# Recue Kitten



## dsdshutterbug (Nov 28, 2008)

Kim and I went hiking on a cold fall day. When we got out of the car this starving, malnourished, wet, and freezing kitten ran up to us from the middle of the woods. We continued our hike and it stayed right at our feet. When we stopped to look at something, so would the kitten. When we got back to the car, Kim crumbled up some Cheddar Chex Mix. The kitten wolfed down to handfuls. We took the kitten home, and nourished it back to health. Our daughter Leah adopted her and the kitten is now happily living in Boston Mass.


----------



## bigtwinky (Nov 28, 2008)

sweet story and cute kitty


----------



## Artograph (Nov 28, 2008)

Awwwww....what a cutie!!  I bet she's happy to have a loving home!!!

:O)


----------



## jv08 (Nov 28, 2008)

Cute cat!

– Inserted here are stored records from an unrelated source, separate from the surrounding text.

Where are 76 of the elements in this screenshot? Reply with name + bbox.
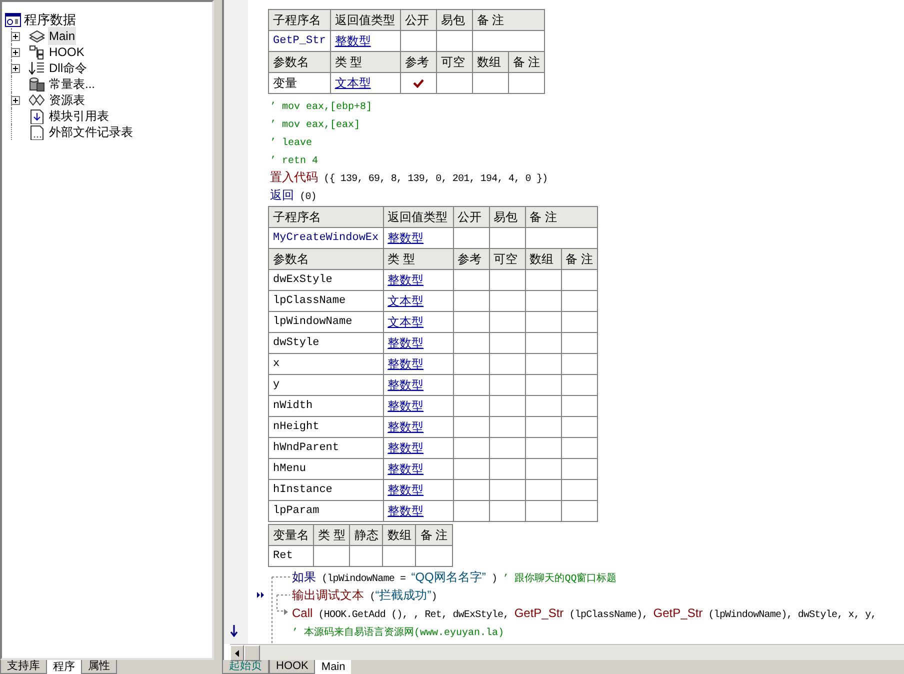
table-cell: dwExStyle <box>268 270 384 290</box>
tree-item[interactable]: 资源表 <box>48 91 86 109</box>
table-cell: hInstance <box>268 480 384 500</box>
column-header: 可空 <box>489 248 526 270</box>
column-header: 变量名 <box>268 524 314 546</box>
column-header: 子程序名 <box>268 206 384 228</box>
tab[interactable]: 属性 <box>81 660 117 674</box>
code-line: ’ retn 4 <box>270 154 320 168</box>
tree-root-label[interactable]: 程序数据 <box>24 10 76 30</box>
column-header: 类 型 <box>383 248 454 270</box>
comment-line: ’ 本源码来自易语言资源网(www.eyuyan.la) <box>292 626 504 640</box>
scrollbar-thumb[interactable] <box>244 645 260 661</box>
table-cell: dwStyle <box>268 332 384 354</box>
tree-item[interactable]: Dll命令 <box>48 59 88 77</box>
code-line: Call (HOOK.GetAdd (), , Ret, dwExStyle, GetP_Str (lpClassName), GetP_Str (lpWindowName), dwStyle, x, y, <box>292 605 876 622</box>
column-header: 数组 <box>382 524 416 546</box>
column-header: 备 注 <box>525 206 598 228</box>
scroll-left-button[interactable] <box>230 645 244 661</box>
table-cell: lpClassName <box>268 290 384 312</box>
column-header: 备 注 <box>416 524 452 546</box>
column-header: 子程序名 <box>268 10 330 30</box>
code-line: ’ mov eax,[eax] <box>270 118 362 132</box>
column-header: 数组 <box>472 52 508 72</box>
column-header: 参考 <box>400 52 436 72</box>
diamonds-icon <box>29 92 45 108</box>
column-header: 数组 <box>525 248 562 270</box>
table-cell: x <box>268 354 384 374</box>
code-line: 输出调试文本 (“拦截成功”) <box>292 587 437 604</box>
document-icon <box>29 124 45 140</box>
tree-item[interactable]: Main <box>48 27 76 45</box>
table-cell: y <box>268 374 384 396</box>
code-line: 返回 (0) <box>270 187 318 204</box>
table-cell: nHeight <box>268 416 384 438</box>
table-cell: 变量 <box>268 72 330 94</box>
column-header: 易包 <box>436 10 472 30</box>
stack-icon <box>29 28 45 44</box>
code-line: ’ leave <box>270 136 314 150</box>
column-header: 公开 <box>400 10 436 30</box>
column-header: 返回值类型 <box>383 206 454 228</box>
table-cell: Ret <box>268 546 314 566</box>
list-icon <box>29 60 45 76</box>
table-cell: lpWindowName <box>268 312 384 332</box>
left-arrow-icon <box>235 650 239 656</box>
column-header: 返回值类型 <box>330 10 400 30</box>
cylinder-icon <box>29 76 45 92</box>
column-header: 静态 <box>350 524 383 546</box>
column-header: 备 注 <box>472 10 545 30</box>
code-line: ’ mov eax,[ebp+8] <box>270 100 374 114</box>
column-header: 参数名 <box>268 248 384 270</box>
column-header: 备 注 <box>508 52 545 72</box>
code-line: 如果 (lpWindowName = “QQ网名名字” ) ’ 跟你聊天的QQ窗口标题 <box>292 569 617 586</box>
table-cell: hWndParent <box>268 438 384 458</box>
column-header: 类 型 <box>330 52 400 72</box>
tree-item[interactable]: 模块引用表 <box>48 107 110 125</box>
document-icon <box>29 108 45 124</box>
tab[interactable]: HOOK <box>269 660 316 674</box>
tab[interactable]: Main <box>315 660 352 674</box>
tree-item[interactable]: HOOK <box>48 43 86 61</box>
table-cell: hMenu <box>268 458 384 480</box>
table-cell: nWidth <box>268 396 384 416</box>
diagram-icon <box>29 44 45 60</box>
code-line: 置入代码 ({ 139, 69, 8, 139, 0, 201, 194, 4, 0 }) <box>270 169 549 186</box>
table-cell: lpParam <box>268 500 384 522</box>
tree-item[interactable]: 常量表... <box>48 75 96 93</box>
tab[interactable]: 支持库 <box>0 660 47 674</box>
down-arrow-icon <box>230 625 238 637</box>
run-marker-icon <box>257 592 265 598</box>
tree-item[interactable]: 外部文件记录表 <box>48 123 134 141</box>
tab[interactable]: 程序 <box>47 660 81 674</box>
column-header: 参考 <box>453 248 490 270</box>
column-header: 类 型 <box>314 524 350 546</box>
column-header: 公开 <box>453 206 490 228</box>
column-header: 备 注 <box>561 248 598 270</box>
column-header: 可空 <box>436 52 472 72</box>
column-header: 易包 <box>489 206 526 228</box>
column-header: 参数名 <box>268 52 330 72</box>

I like the first photo.


----------



## roentarre (Nov 29, 2008)

Soooooo cute!


----------



## chantal7 (Nov 29, 2008)

Awww! That's so cute!


----------



## Orgnoi1 (Nov 30, 2008)

Very cute...=)


----------



## Hobbes (Nov 30, 2008)

dsdshutterbug said:


> Kim and I went hiking on a cold fall day. When we got out of the car this starving, malnourished, wet, and freezing kitten ran up to us from the middle of the woods. We continued our hike and it stayed right at our feet. When we stopped to look at something, so would the kitten. When we got back to the car, Kim crumbled up some Cheddar Chex Mix. The kitten wolfed down to handfuls. We took the kitten home, and nourished it back to health. Our daughter Leah adopted her and the kitten is now happily living in Boston Mass.



It's nice to hear a sad story with a happy ending but too often those abandoned kittens wouldnt be that lucky. In Sweden we have those so called summer-cats, those are the kittens bought or adopted by families with small children when they are on vacation at their summer houses and often when the vacation is over and its time for those families to return to their normal lives back in the cities they would just abandon the cats simply by letting them out in the woods actually believing they would survive on their own out in the wild  It really angers and saddens me when some people dont seem to know the responsibilities they have once theyve become an owner of a pet or any kind of compassion and empathy. its like one day they are all over the cute kitten and when they grew up and became less cute their owners would just lose their interest and abandon them like throwing out a bag of garbage


----------



## jeroen (Dec 1, 2008)

Cool cat


----------